Small, complete, runnable recipes — one per page, each a standalone consumer project under examples/cookbook/ and asserted by a CTest in CI. Where the guide explains each feature in isolation, a recipe shows the whole dish: the annotated C++, the CMake that builds it, and a check script that loads the module and proves what bound.

Building the recipes

The cookbook is a standalone super-project: it obtains welder with FetchContent — exactly the way a consumer would — and FetchContent-pins the backends (pybind11, nanobind, sol2).
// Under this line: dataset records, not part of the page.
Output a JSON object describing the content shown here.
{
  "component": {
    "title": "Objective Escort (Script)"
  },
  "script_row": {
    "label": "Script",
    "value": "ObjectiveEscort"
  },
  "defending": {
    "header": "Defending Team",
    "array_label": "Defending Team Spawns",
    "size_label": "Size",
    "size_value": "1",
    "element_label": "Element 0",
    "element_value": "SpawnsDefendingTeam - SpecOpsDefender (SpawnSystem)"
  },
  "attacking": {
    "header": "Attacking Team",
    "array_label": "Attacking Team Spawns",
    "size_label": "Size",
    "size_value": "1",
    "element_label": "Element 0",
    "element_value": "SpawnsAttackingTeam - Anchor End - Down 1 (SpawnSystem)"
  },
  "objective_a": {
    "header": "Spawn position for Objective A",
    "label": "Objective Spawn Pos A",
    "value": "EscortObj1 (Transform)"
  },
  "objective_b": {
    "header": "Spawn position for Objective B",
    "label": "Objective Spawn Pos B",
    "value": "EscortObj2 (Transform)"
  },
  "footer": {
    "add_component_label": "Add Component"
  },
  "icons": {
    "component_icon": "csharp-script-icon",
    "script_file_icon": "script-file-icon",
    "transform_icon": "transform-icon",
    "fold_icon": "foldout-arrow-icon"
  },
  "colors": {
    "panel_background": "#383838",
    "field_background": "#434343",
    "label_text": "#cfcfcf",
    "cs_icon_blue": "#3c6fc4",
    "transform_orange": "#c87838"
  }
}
No Conan, nothing preinstalled beyond gcc-16, CMake + Ninja, a Python, and (for the Lua half of recipe 07) a Lua install:

cmake -S examples/cookbook -B build/cookbook -G Ninja \
  -DCMAKE_CXX_COMPILER=g++-16 \
  -DWELDER_LUA_DIR="$(brew --prefix lua@5.4)"   # optional: enables the Lua recipe
cmake --build build/cookbook
ctest --test-dir build/cookbook --output-on-failure

By default welder itself is fetched from GitHub. welder's CI instead points the fetch at the current checkout (-DFETCHCONTENT_SOURCE_DIR_WELDER=$PWD), so every recipe — and the FetchContent consumption path itself — is exercised on every commit.

Copying a recipe

Each recipe directory is deliberately self-contained (one CMakeLists.txt, one or a few .cpp, a check script). To start your own project from one, copy the recipe directory plus the dependency block of the top-level CMakeLists.txt — that block is the "consume welder without Conan" reference.